文献类型：期刊文献

英文题名：Mechanical properties assessment of Cunninghamia lanceolata plantation wood with three acoustic-based nondestructive methods

作者：Yin, Yafang[1] Nagao, Hirofumi[2] Liu, Xiaoli[1,3] Nakai, Takashi[4]

第一作者：殷亚方

通信作者：Yin, YF[1]

机构：[1]Chinese Acad Forestry, Res Inst Wood Ind, Beijing 100091, Peoples R China;[2]Forestry & Forest Prod Res Inst, Tsukuba, Ibaraki 3058687, Japan;[3]Beijing Museum Nat Hist, Beijing 100050, Peoples R China;[4]Chinese Acad Forestry, Japan Int Cooperat Agcy, Beijing 100091, Peoples R China

年份：2010

卷号：56

期号：1

起止页码：33-40

外文期刊名：JOURNAL OF WOOD SCIENCE

收录：;EI(收录号：20100712719789);Scopus(收录号：2-s2.0-76649138592);WOS:【SCI-EXPANDED(收录号:WOS:000274467700006)】；

基金：This study was financially supported by the JICA research project on timber from man-made forestry in China and the project of the Chinese State Forestry Administration (No. 2005-4-73).

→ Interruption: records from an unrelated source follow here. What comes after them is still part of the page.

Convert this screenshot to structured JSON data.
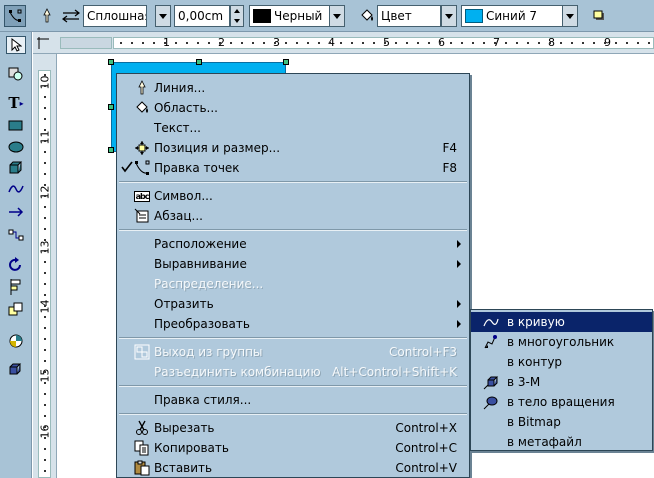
{
  "toolbar": {
    "line_style_value": "Сплошная",
    "line_width_value": "0,00cm",
    "line_color_value": "Черный",
    "line_color_swatch": "#000000",
    "area_style_value": "Цвет",
    "area_color_value": "Синий 7",
    "area_color_swatch": "#00b0f0",
    "icons": [
      "points-edit-icon",
      "line-icon",
      "arrow-style-icon",
      "paint-bucket-icon",
      "shadow-icon"
    ]
  },
  "rulers": {
    "horizontal": [
      "1",
      "2",
      "3",
      "4",
      "5",
      "6",
      "7",
      "8",
      "9"
    ],
    "vertical": [
      "10",
      "11",
      "12",
      "13",
      "14",
      "15",
      "16"
    ]
  },
  "shape": {
    "fill": "#00b0f0"
  },
  "context_menu": {
    "items": [
      {
        "label": "Линия...",
        "mnemonic": "Л",
        "icon": "line-icon"
      },
      {
        "label": "Область...",
        "mnemonic": "О",
        "icon": "area-icon"
      },
      {
        "label": "Текст...",
        "mnemonic": "Т"
      },
      {
        "label": "Позиция и размер...",
        "mnemonic": "П",
        "shortcut": "F4",
        "icon": "position-size-icon"
      },
      {
        "label": "Правка точек",
        "shortcut": "F8",
        "checked": true,
        "icon": "edit-points-icon"
      },
      {
        "label": "Символ...",
        "mnemonic": "С",
        "icon": "character-icon"
      },
      {
        "label": "Абзац...",
        "mnemonic": "А",
        "icon": "paragraph-icon"
      },
      {
        "label": "Расположение",
        "submenu": true
      },
      {
        "label": "Выравнивание",
        "submenu": true
      },
      {
        "label": "Распределение...",
        "disabled": true
      },
      {
        "label": "Отразить",
        "submenu": true
      },
      {
        "label": "Преобразовать",
        "submenu": true
      },
      {
        "label": "Выход из группы",
        "shortcut": "Control+F3",
        "disabled": true,
        "icon": "exit-group-icon"
      },
      {
        "label": "Разъединить комбинацию",
        "shortcut": "Alt+Control+Shift+K",
        "disabled": true
      },
      {
        "label": "Правка стиля..."
      },
      {
        "label": "Вырезать",
        "shortcut": "Control+X",
        "icon": "scissors-icon"
      },
      {
        "label": "Копировать",
        "shortcut": "Control+C",
        "icon": "copy-icon"
      },
      {
        "label": "Вставить",
        "shortcut": "Control+V",
        "icon": "paste-icon"
      }
    ]
  },
  "submenu": {
    "items": [
      {
        "label": "в кривую",
        "highlighted": true,
        "icon": "curve-icon"
      },
      {
        "label": "в многоугольник",
        "icon": "polygon-icon"
      },
      {
        "label": "в контур"
      },
      {
        "label": "в 3-М",
        "icon": "three-d-icon"
      },
      {
        "label": "в тело вращения",
        "icon": "rotation-body-icon"
      },
      {
        "label": "в Bitmap"
      },
      {
        "label": "в метафайл"
      }
    ]
  }
}
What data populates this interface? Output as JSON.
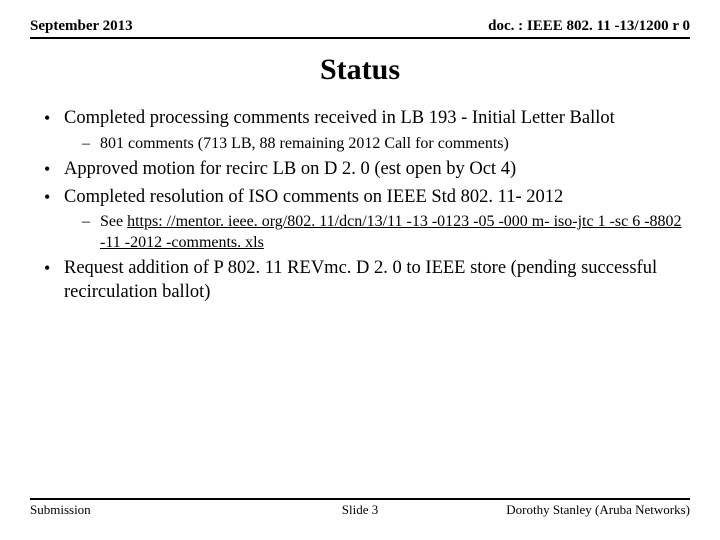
{
  "header": {
    "left": "September 2013",
    "right": "doc. : IEEE 802. 11 -13/1200 r 0"
  },
  "title": "Status",
  "bullets": [
    {
      "text": "Completed processing comments received in LB 193 - Initial Letter Ballot",
      "sub": [
        {
          "text": "801 comments (713 LB, 88 remaining 2012 Call for comments)"
        }
      ]
    },
    {
      "text": "Approved motion for recirc LB on D 2. 0 (est open by Oct 4)"
    },
    {
      "text": "Completed resolution of ISO comments on IEEE Std 802. 11- 2012",
      "sub": [
        {
          "prefix": "See ",
          "link": "https: //mentor. ieee. org/802. 11/dcn/13/11 -13 -0123 -05 -000 m- iso-jtc 1 -sc 6 -8802 -11 -2012 -comments. xls"
        }
      ]
    },
    {
      "text": "Request addition of P 802. 11 REVmc. D 2. 0 to IEEE store (pending successful recirculation ballot)"
    }
  ],
  "footer": {
    "left": "Submission",
    "center": "Slide 3",
    "right": "Dorothy Stanley (Aruba Networks)"
  }
}
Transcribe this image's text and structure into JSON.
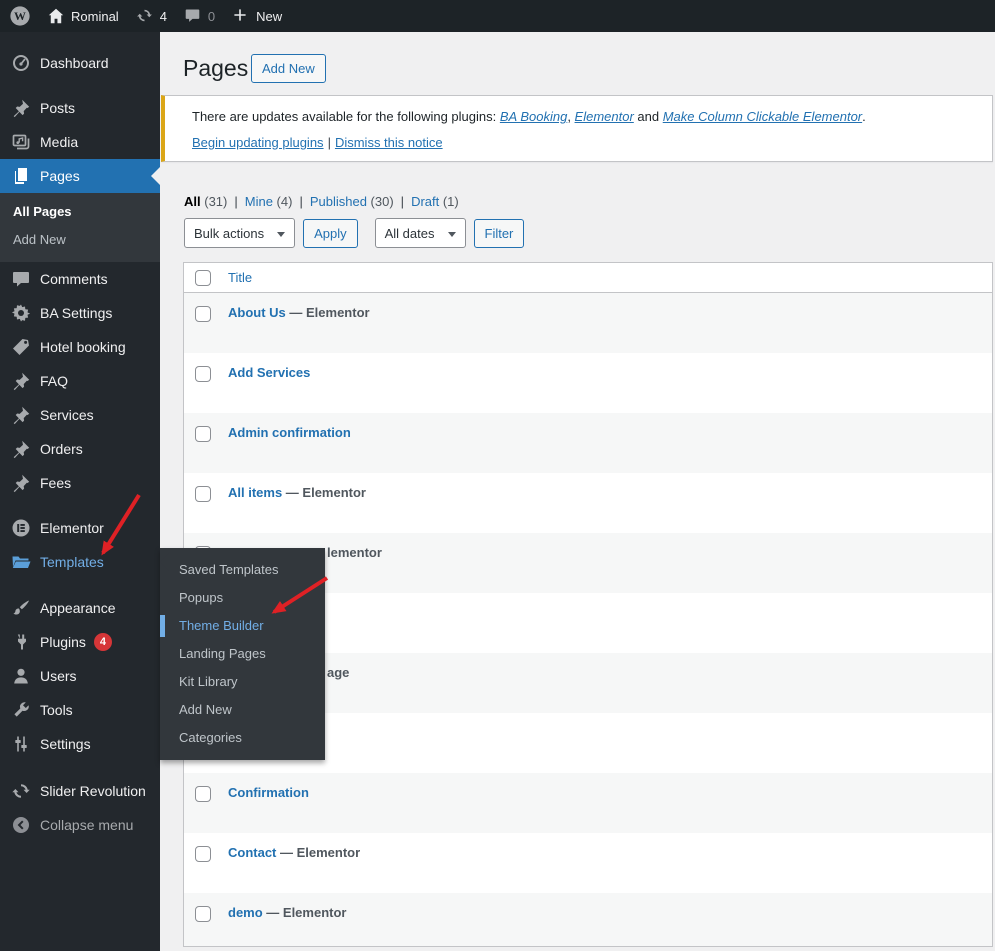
{
  "admin_bar": {
    "site_name": "Rominal",
    "update_count": "4",
    "comment_count": "0",
    "new_label": "New"
  },
  "sidebar": {
    "sections": [
      {
        "items": [
          {
            "label": "Dashboard",
            "icon": "dashboard"
          }
        ]
      },
      {
        "items": [
          {
            "label": "Posts",
            "icon": "pin"
          },
          {
            "label": "Media",
            "icon": "media"
          },
          {
            "label": "Pages",
            "icon": "pages",
            "active": true,
            "submenu": [
              {
                "label": "All Pages",
                "current": true
              },
              {
                "label": "Add New"
              }
            ]
          },
          {
            "label": "Comments",
            "icon": "comment"
          },
          {
            "label": "BA Settings",
            "icon": "gear"
          },
          {
            "label": "Hotel booking",
            "icon": "tag"
          },
          {
            "label": "FAQ",
            "icon": "pin"
          },
          {
            "label": "Services",
            "icon": "pin"
          },
          {
            "label": "Orders",
            "icon": "pin"
          },
          {
            "label": "Fees",
            "icon": "pin"
          }
        ]
      },
      {
        "items": [
          {
            "label": "Elementor",
            "icon": "elementor"
          },
          {
            "label": "Templates",
            "icon": "folder",
            "highlight": true
          }
        ]
      },
      {
        "items": [
          {
            "label": "Appearance",
            "icon": "brush"
          },
          {
            "label": "Plugins",
            "icon": "plug",
            "badge": "4"
          },
          {
            "label": "Users",
            "icon": "user"
          },
          {
            "label": "Tools",
            "icon": "wrench"
          },
          {
            "label": "Settings",
            "icon": "sliders"
          }
        ]
      },
      {
        "items": [
          {
            "label": "Slider Revolution",
            "icon": "update"
          },
          {
            "label": "Collapse menu",
            "icon": "collapse",
            "dim": true
          }
        ]
      }
    ]
  },
  "flyout": {
    "items": [
      {
        "label": "Saved Templates"
      },
      {
        "label": "Popups"
      },
      {
        "label": "Theme Builder",
        "current": true
      },
      {
        "label": "Landing Pages"
      },
      {
        "label": "Kit Library"
      },
      {
        "label": "Add New"
      },
      {
        "label": "Categories"
      }
    ]
  },
  "page": {
    "title": "Pages",
    "add_new_label": "Add New"
  },
  "notice": {
    "text": "There are updates available for the following plugins: ",
    "plugin_links": [
      "BA Booking",
      "Elementor",
      "Make Column Clickable Elementor"
    ],
    "sep1": ", ",
    "sep2": " and ",
    "period": ".",
    "action_update": "Begin updating plugins",
    "divider": "|",
    "action_dismiss": "Dismiss this notice"
  },
  "filters": {
    "views": [
      {
        "label": "All",
        "count": "(31)",
        "current": true
      },
      {
        "label": "Mine",
        "count": "(4)"
      },
      {
        "label": "Published",
        "count": "(30)"
      },
      {
        "label": "Draft",
        "count": "(1)"
      }
    ],
    "bulk_actions_label": "Bulk actions",
    "apply_label": "Apply",
    "dates_label": "All dates",
    "filter_label": "Filter"
  },
  "table": {
    "title_header": "Title",
    "rows": [
      {
        "title": "About Us",
        "state": "— Elementor"
      },
      {
        "title": "Add Services"
      },
      {
        "title": "Admin confirmation"
      },
      {
        "title": "All items",
        "state": "— Elementor"
      },
      {
        "fragment": "lementor"
      },
      {
        "covered": true
      },
      {
        "fragment": "age"
      },
      {
        "covered": true
      },
      {
        "title": "Confirmation"
      },
      {
        "title": "Contact",
        "state": "— Elementor"
      },
      {
        "title": "demo",
        "state": "— Elementor"
      }
    ]
  },
  "colors": {
    "accent": "#2271b1",
    "highlight": "#72aee6",
    "notice_border": "#dba617",
    "badge": "#d63638",
    "arrow": "#df2125"
  }
}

The technical guidance from Professor X. M. Jiang and Associate Professor X. Q. Luo of Chinese Academy of Forestry is gratefully acknowledged. The authors also thank C. Lum, senior scientist of Canadian Forest Products Innovation, for his advice.

语种：英文

外文关键词：Nondestructive method; Modulus of elasticity; Modulus of rupture; Compressive strength parallel-to-grain; Cunninghamia lanceolata plantation

摘要：The objectives of this study were to establish the method of evaluating wood mechanical properties by acoustic nondestructive testing at standing trees and at logs of a Chinese fir (Cunninghamia lanceolata (Lamb.) Hook.) plantation, and to compare three acoustic nondestructive methods for evaluating the static bending modulus of elasticity (MOE), modulus of rupture (MOR), and compressive strength parallel-to-grain (sigma(c)) of plantation wood as well. Fifteen Chinese fir plantation trees at 36 years of age were selected. Each tree was cut into four logs, for which three values of dynamic modulus of elasticity, i.e., E (sw), of the north and south face based on stress waves to assume the measuring state of the standing tree, E (fr), longitudinal vibration, and E (us), ultrasonic wave, were measured in the green condition. After log measurements, small specimens were cut and air-dried to 12% moisture content (MC). Static bending tests were then performed to determine the bending MOE and MOR, and compressive tests parallel-to-grain were made to determine sigma(c). The bending MOE of small clear specimens was about 7.1% and 15.4% less than E (sw) and E (us), respectively, and 11.3% greater than E (fr). The differences between the bending MOE and dynamic MOE of logs as determined by the three acoustic methods were statistically significant (P < 0.001). Good correlation (R = 0.77, 0.57, and 0.45) between E (sw), E (fr), and E (us) and static MOE, respectively, were obtained (P < 0.001). It can be concluded that longitudinal vibration may be the most precise and reliable technique to evaluate the mechanical properties of logs among these three acoustic nondestructive methods. Moreover, the results indicate that stress wave technology would be effective to evaluate wood mechanical properties both from logs and from the standing tree.